De la cueillette à la distillation
« Il faut être passionné pour faire ce métier et…un peu fada. Je me lève aux aurores et je pars avec pour seuls compagnons la lune et les levers de soleil » D’ailleurs utilise-t-elle la lune pour savoir quand cueillir ? « Je m’appuie sur le calendrier lunaire. Je note, je compare : un croissant descendant va être bon pour le thym mais pas forcément pour le romarin. Mais tout peut bouger alors je teste. Rien n’est figé. On se rend vite compte qu’on n’est maître de rien. » Elle se fie toujours à son bon sens et à sa sensibilité. Une sensibilité née de l’observation. Cueillir, chercher, observer, essayer et recommencer encore. La distillation est une grande loterie.

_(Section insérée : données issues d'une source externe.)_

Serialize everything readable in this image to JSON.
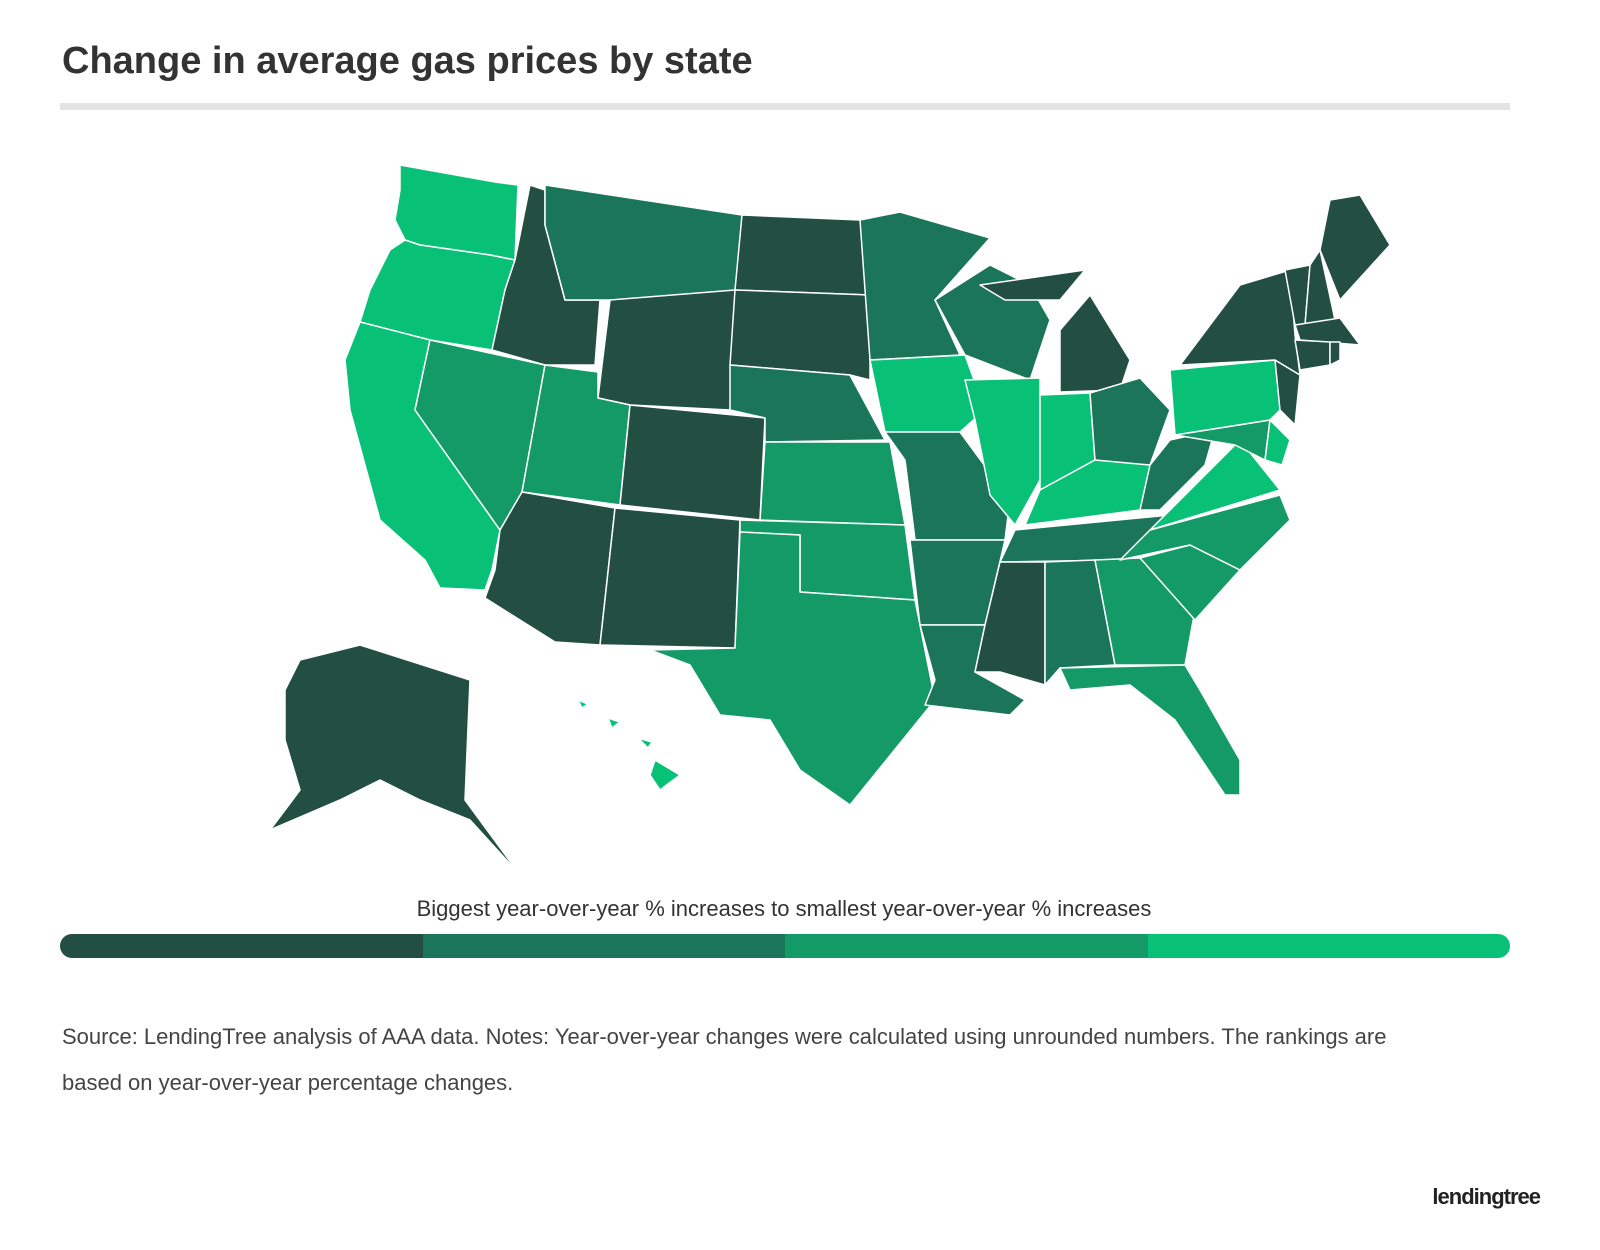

« C’est la rencontre avec un vieux distillateur de la Drôme qui m’a mis ce grain de folie et qui m’a poussé sur ce chemin. »
Armée de sa faucille trouvée sur la brocante de Apt « légère, elle a au moins 60 ans, c’est une vraie merveille » elle cueille en sauvage du thym, romarin, sarriette, lavande, lavandin, carotte sauvage, genévrier et lavande aspic. « La lavande aspic a une odeur que j’adore, celle d’un bonbon, très délicate. » Une sélection du meilleur que la Provence peut donner. Petit rythme, petits rendements, petits volumes mais une vibration des huiles inégalée. « A la distillation il y a un meilleur rendement entre ce qui est collecté à la main et ce qui est récolté à la machine. La plante donne le meilleur d’elle-même quand on rentre en relation avec elle. »
Pour se mettre dans les pas de Julie, l’office de tourisme de Jouques propose régulièrement des sorties nature avec l’association Jouques Action Biodiversité accompagnées par des gardes nature du Grand Site Concors Sainte Victoire : la crête des Ubacs, la vallée du Réal, l’ancien canal du Verdon…
Vous pouvez retrouver sur le site de l’office de tourisme de Jouques des idées de randonnées comme « se balader à travers champs » au départ du Moulin St Vincent ou « randonner sur le plateau des Bèdes », une boucle de la Vautubière.
Bureau municipal de tourisme de Jouques : 04 42 63 75 04
La cueillette en milieu naturel suppose modération et vigilance. Veillez toujours à couper et surtout ne pas arracher.